H.P. Lovecraft never got paid and was dead in the ground before his groundbreaking contributions to horror / sci-fi were recognized, reprinted, reworked, and revered.
Hell, Jean-Baptiste Joseph Fourier died in 1830(!), and without his contributions to math and physics, there would be no signal processing, no sound cards, no digital music, no Napster, no iTunes, and certainly no Spotify.
Without that guy and scores of geniuses building upon his work, these dorks wouldn't even have the -opportunity- to get paid their point-zero-zero-nine cents per stream!
I just don't get the entitlement.
"I'm not paying for your fu*king software! I'll steal it if I have to, and I'll make music and art with it, and by the way I'm SPECIAL too, so if I don't get rich and famous it's Spotify's fault, not because I made music nobody wants to listen to!"
Huh??
-Kevin Kaiser
__________________________________________
Sup Bob
Your only pal who owns a bus company here.
I sent you my song a bit ago. As you didn't publish the link in your mailbag, I blame you for its measly 400 streams :)
I kid
I was actually super stoked when I got a royalty check from Spotify. It was for $2.
I'm totally serious and that's not a number I pulled out of my ass. Real data from the trenches.
I don't expect to make a living as a musician. I don't expect to make it leasing buses out to bands I care about. I don't want to sound like a Republican either.
I own my song.
I honestly uploaded it to see if I could figure out how to navigate the backend of Distrokid. The total strategy was to text the link to friends and post it on my little instagram page. 400 listens, hardly a blip. But a $2 royalty was, I think, amazing.
I knew I was putting no strategy into it. No marketing, I'm not working the algorithm.
All while driving bands, running a business.
Which one is my "side hustle"? Neither. I want to win at both.
I'm a lifer for music because it makes life worth living.
$2 for 400 people listening to my song is quite amazing.
That means if 4000 people listen it's $20
40,000-$200 and so on
I think the thing that people are bitching about is just life.
Would you rather make $200 writing and recording a song? Or driving 8 hours?
I do both
So, thanks for your perspective Bob.
Here's the video I paid a friend to make. It has 227 views after a week. If you post it in your mailbag, I'll split the royalties with ya.
And I'll still drive you on the podcast tour
"I Am A Robot by The Cle Elum": https://www.youtube.com/watch?v=WG1v_zwMXe0&list=PLCloigebw3zp6e7W1sOa73PdvNFhED6cz&index=1
Best
Ian Lee
__________________________________________
My son is a 16y old professional musician (a Broadway run, national tour, Pro Tools certification, and loan-out LLC under his belt), and you'd be appalled at the disconnect in his "music business" courses.
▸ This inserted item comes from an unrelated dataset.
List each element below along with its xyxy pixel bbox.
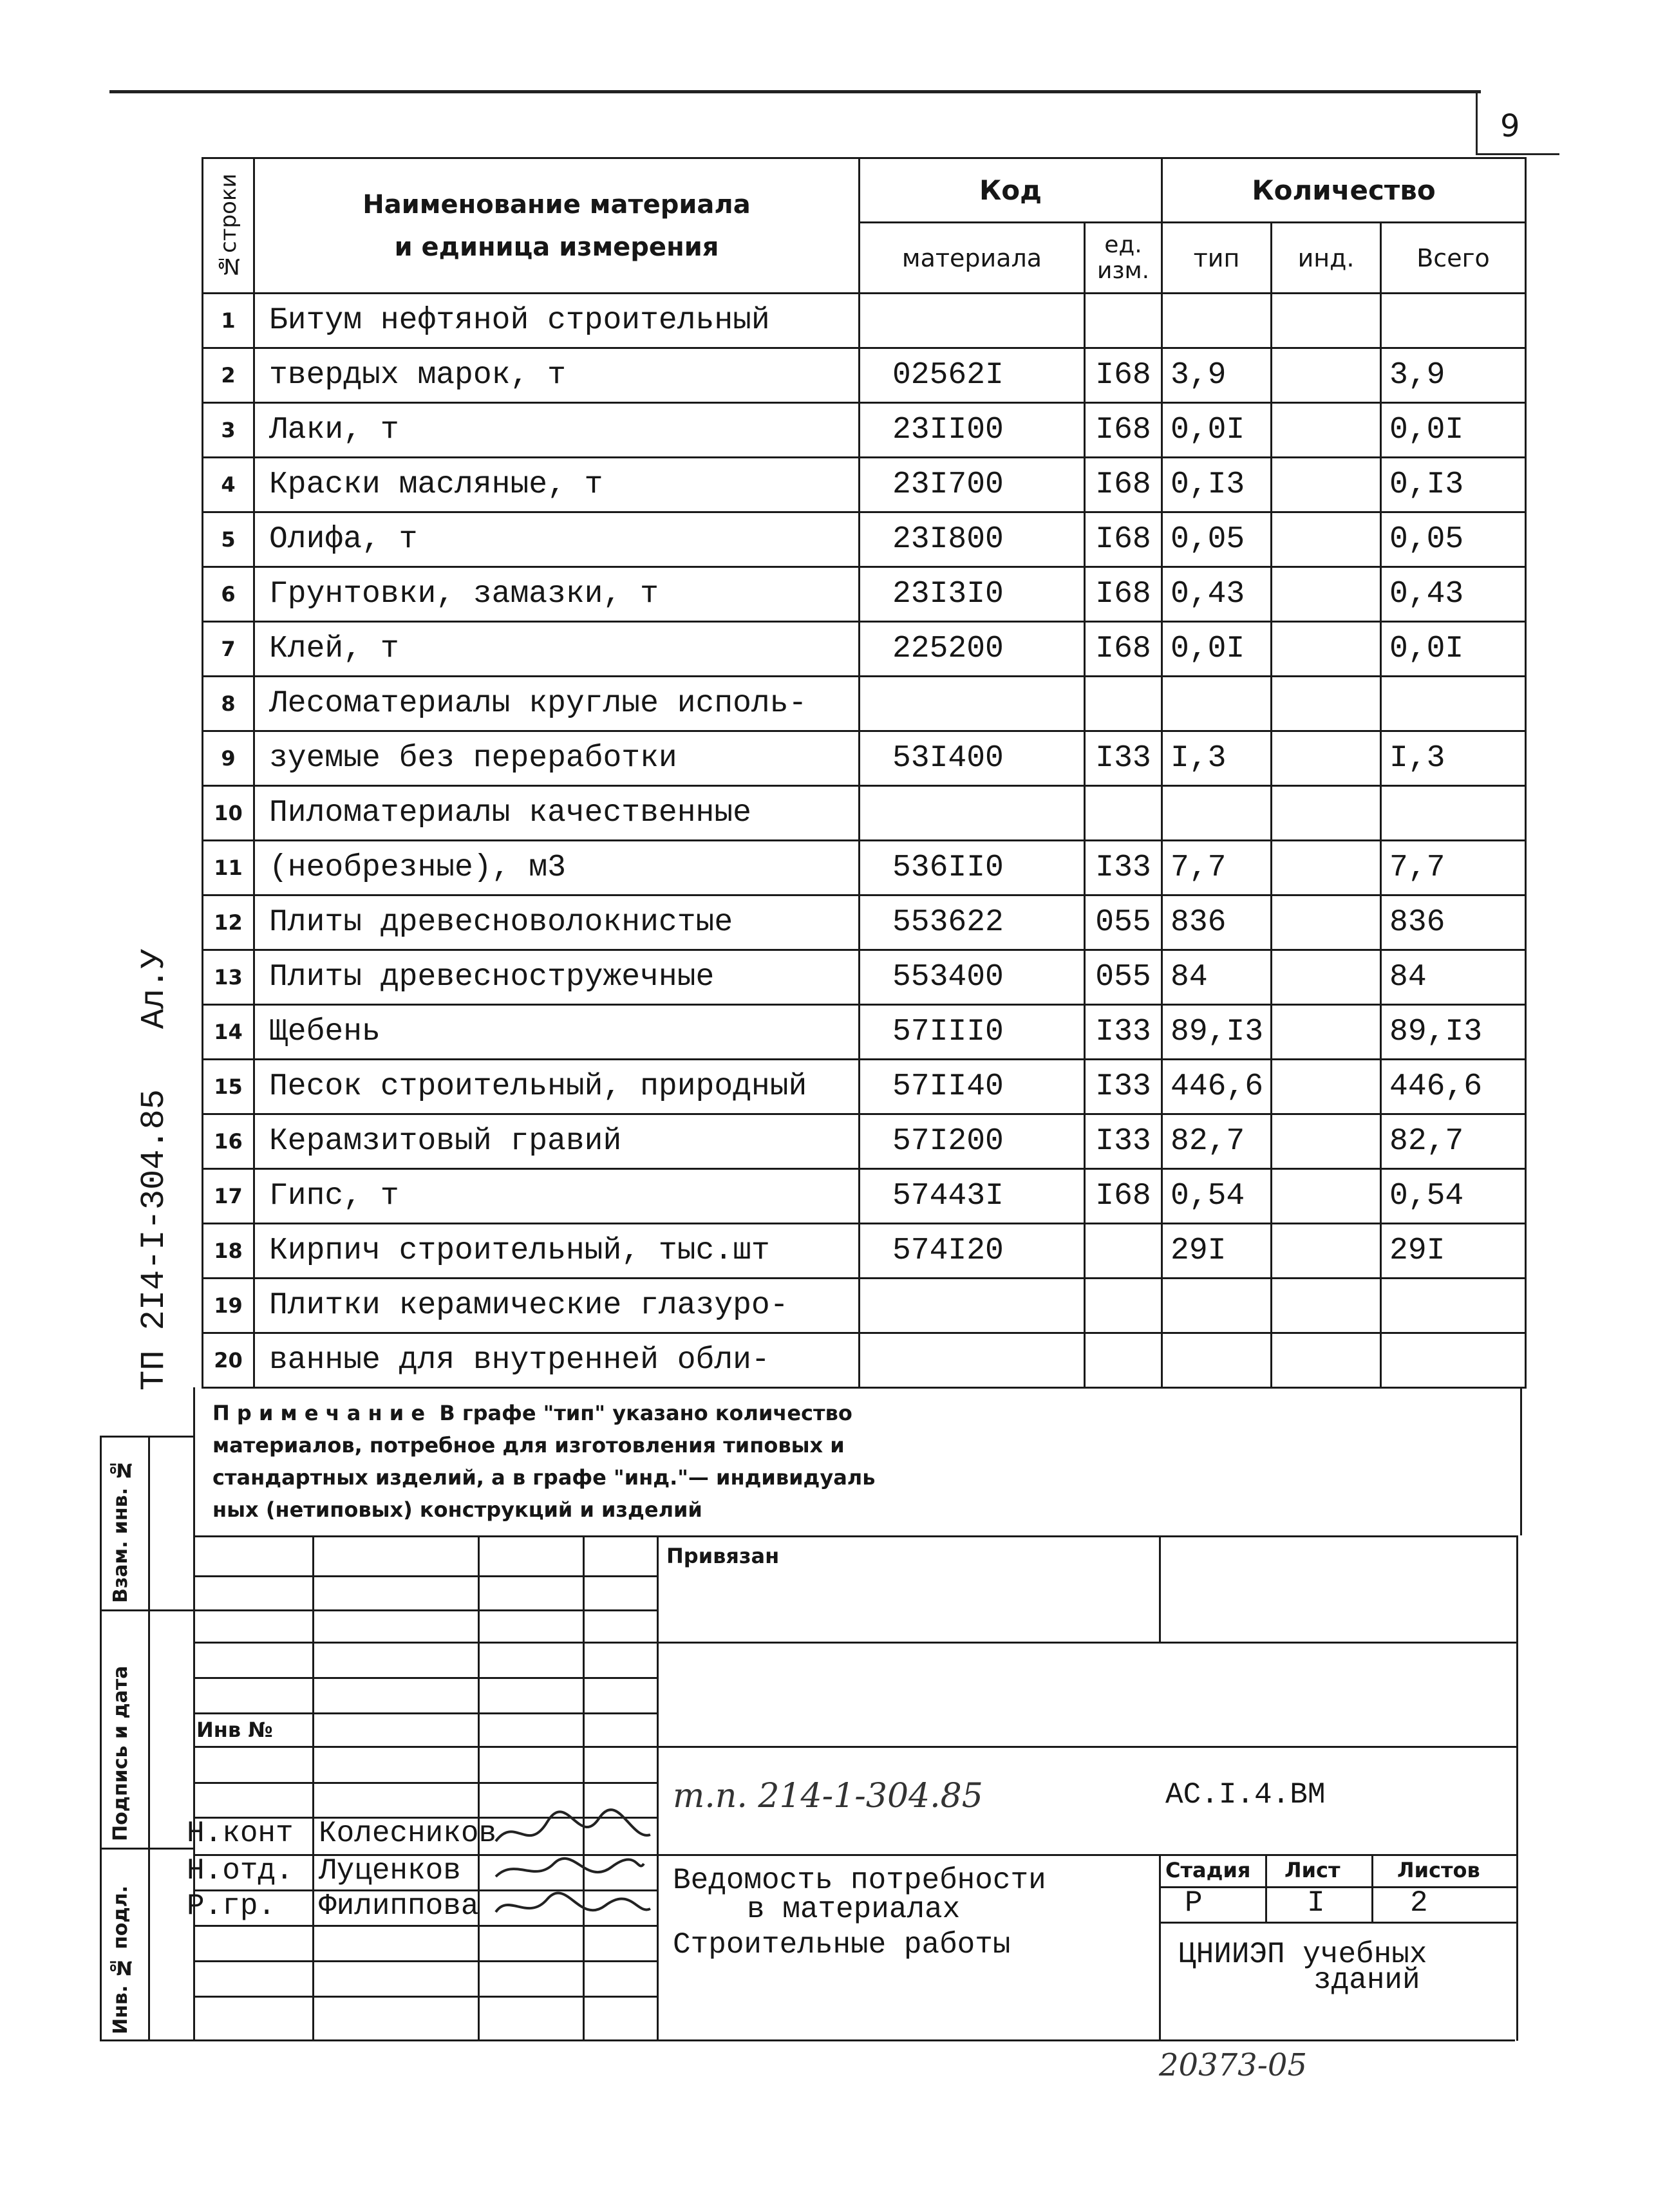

He gets it, is graduating 1y early (can't wait to get out of HS), and would be laughing listening to Damon & Naomi... "WTF is this $h!t, can't sing, barely plays chords, putting me to sleep....!"
Streaming is not rocket science, my 16y old gets it quite easily.
David B. Weiss
__________________________________________
This guy was my TA in junior year English class!
Jim McCarthy
__________________________________________
We used to publish him at Bug Music- not a big earner and that was a long time ago.